WASHINGTON – Kenya’s annulled 2017 presidential election was among Africa’s most expensive. President Uhuru Kenyatta and main challenger Raila Odinga spent tens of millions of dollars on their campaigns, including sizeable investments in global PR firms that mined data and crafted targeted advertisements.
As experts sort through the historic election’s aftermath, the involvement of data analysis companies has come to the forefront, raising questions about privacy, voter manipulation and the role of foreign firms in local elections.
Data mining and PR companies conduct surveys to gauge public sentiment and sift through reams of data across social media. They stitch that information together to build detailed profiles and deliver targeted, customized messages aimed at changing behaviors.
Some see it as smart campaigning. But others point to the ethical concerns of manipulating voters with false information.
“You have a lot of these organizations, these PR firms, lobby firms, out there, and they’re essentially just mercenary outfits that do work for the highest bidder, regardless of their bloodstained track record,” Jeffrey Smith, executive director of Vanguard Africa, an organization that advocates for good governance on the continent, told VOA.
“It’s all legal. It’s a business, and these businesses exist to make a profit … It’s the ethical and moral side where I tend to question.”
People walk past a campaign poster of Kenya’s President Uhuru Kenyatta and Deputy President William Ruto, in Nairobi, Oct. 23, 2017, ahead of the repeat elections.
Democratic practices falling behind
According to media reports, Kenyatta’s campaign paid $6 million to Cambridge Analytica, the analytics and PR firm tied to the Brexit referendum, the 2016 U.S. presidential election, and, as recently reported by The Wall Street Journal, WikiLeaks.
Owned in part by the influential Mercer family, U.S.-based billionaires and political donors, Cambridge Analytica compiles demographic information to build vast databases of voter profiles. It then delivers personalized advertisements to key voters in an attempt to sway them.

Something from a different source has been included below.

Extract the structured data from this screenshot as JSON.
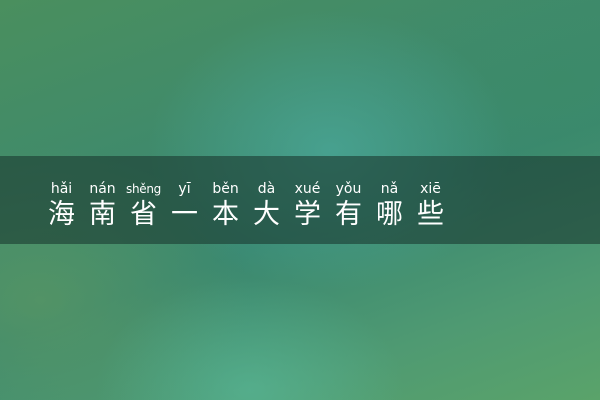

Kenyatta wasn’t the only candidate to enlist the services of a high-tech PR firm. According to new reporting by The Star, one of Kenya’s leading newspapers, Odinga’s campaign employed Aristotle International, a U.S.-based company focused on campaign data mining.
The exact impact of these firms on the outcome of the August election is impossible to gauge, but their prominence in Kenya points to the role high-tech campaigning will play in future elections across the continent.
That’s raising questions about whether these companies undermine the democratic process by giving their clients an unfair advantage and manipulating the public.
“We have reached a point where our technological advances now exceed the ability of democratic practices to catch up,” said Calestous Juma, a professor of international development at Harvard University’s Kennedy School of Government.
FILE – A vendor sells merchandise with images of Kenya’s opposition leader Raila Odinga of the opposition National Super Alliance (NASA) coalition at a political rally Nairobi on Oct. 18, 2017.
“That has created a window where people can exploit platforms like Facebook, Twitter and Google to amplify certain messages that play on ethnic stereotypes for purposes of creating fear and winning elections,” Juma told VOA.
This isn’t Cambridge Analytica’s first foray into Kenyan politics. Although it won’t acknowledge working on the recent campaign, the company boasts of its role in the 2013 elections, when Kenyatta contracted with the firm.
According to its website, Cambridge Analytica “designed and implemented the largest political research project ever conducted in East Africa” by sampling and interviewing 47,000 respondents to provide key political issues and identify voting behaviors, from which it drafted an “effective campaign strategy based on the electorate’s real needs (jobs) and fears (tribal violence).”
Cambridge Analytica and other data-driven PR firms have worked throughout Europe, the Middle East and the Americas. The African market, with a projected population of 2.5 billion people in 2050, represents an enticing new frontier, with Kenya emerging as an especially appealing place to do business.
FILE – Voters line up early morning at a polling station in the Kibera Slums in Nairobi, Kenya, Aug. 8, 2017.
A unique mix of high mobile phone penetration, fast mobile internet, pervasive social media use and a young electorate — people under 35 comprise more than half of Kenya’s 19 million registered voters — makes the country ripe with opportunities for data mining and digital PR companies to invest in, or exploit.
For Smith, the lack of transparency inherent in how companies like Cambridge Analytica operate undermines the democratic process.
“What they do is essentially help propagate false news stories,” Smith said. “Me and my organization, Vanguard Africa … were portrayed as somehow financing and supporting the Kenyan opposition, which was fundamentally not true,” he said.
“That didn’t make those stories go away, of course. The truth becomes the victim in all of this.”